The 2014 Giller Prize Shortlist Revealed

The jury has reached a verdict, revealing the shortlist for one of Canada’s most prestigious literary honours: the ScotiaBank Giller Prize.

The three-person jury – an international selection of scribes including Shauna Singh Baldwin (Canada), Justin Baldwin (Britain), and Francine Prose, (the United States) – made the announcement this morning following a champagne toast to the written word at a packed Soho House in downtown Toronto.

The shortlist, culled from more than 160 submissions, is below, including excerpts from the jury comments made at the unveiling this morning. For the complete jury comments and author information, visit the ScotiaBank Giller Prize 2014 Shortlist webpage:

The Betrayers (HarperCollins)

By David Bezmozgis

From the jury: “David Bezmozgis has a dazzling talent, is the possessor of that rarest of skills – the ability to create fiction which is intensely serious but which also vividly encompasses the absurdity and comedy of life.”

Tell (HarperCollins)

By Frances Itani

From the jury: “Itani inhabits many voices with ease, pathos and humour.
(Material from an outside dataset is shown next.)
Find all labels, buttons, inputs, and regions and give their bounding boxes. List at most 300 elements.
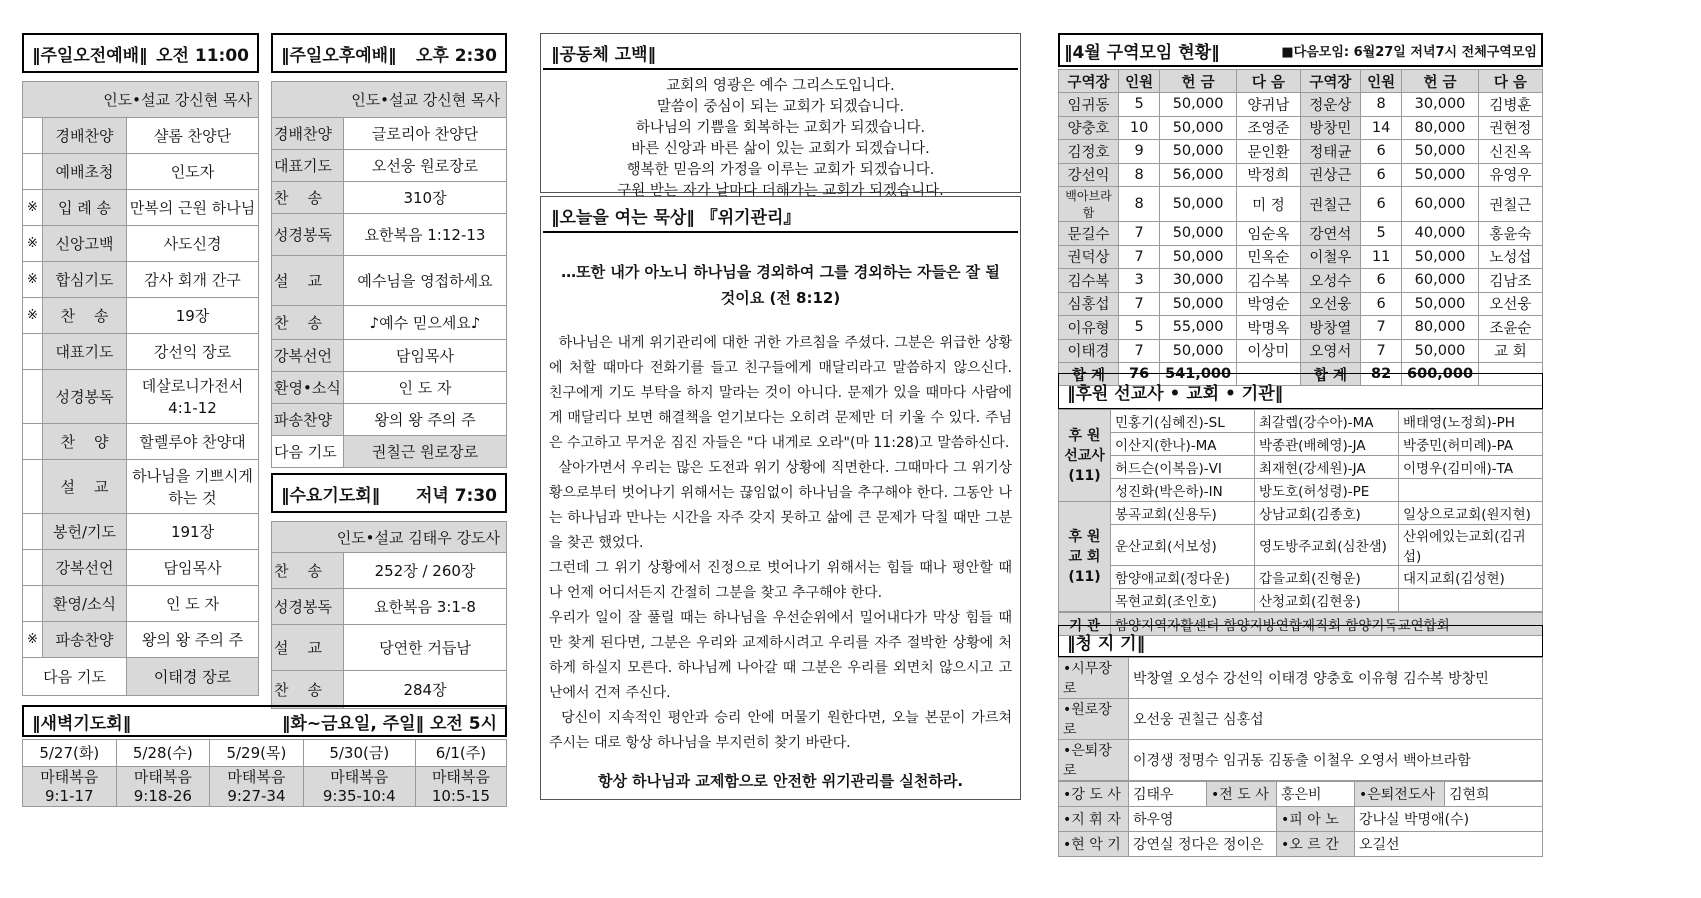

Her choice of details expertly builds our understanding of her characters’ times, foibles and moral choices, and she connects them in a hugely satisfying ending.”

Us Conductors (Random House Canada)

By Sean Michaels

From the jury: “(Michaels) succeeds at one of the hardest things a writer can do: he makes music seem to sing from the pages of a novel.”

The Girl Who Was Saturday Night (HarperCollins)

By Heather O’Neill

From the jury: “Even as it gives us a cast of vibrant, funny, tragic, sharply drawn characters, O’Neill broadens her focus to portray the political climate in Quebec at the time of the 1995 referendum and to give us a sense of why, in the words of her narrator, the daughter of an iconic Québécois singer, there is something “distinct,” something “weird and special” about us.”

All My Puny Sorrows (Alfred A. Knopf Canada)

By Miriam Toews

From the jury: “Her book, based around the bond between two sisters, one of whom is bent on suicide, is a deep and affecting portrait of love, loyalty and reckoning…Do not be misled; this is art masquerading as light fiction.”

The Ever After of Ashwin Rao (HarperCollins)

By Padma Viswanathan

From the jury: “This often droll, fiercely-intelligent novel with its cat’s-cradle of a plot challenges the twin deadly lures of religious fundamentalism and racism, revealing the learning and unlearning at the core of the immigrant experience.”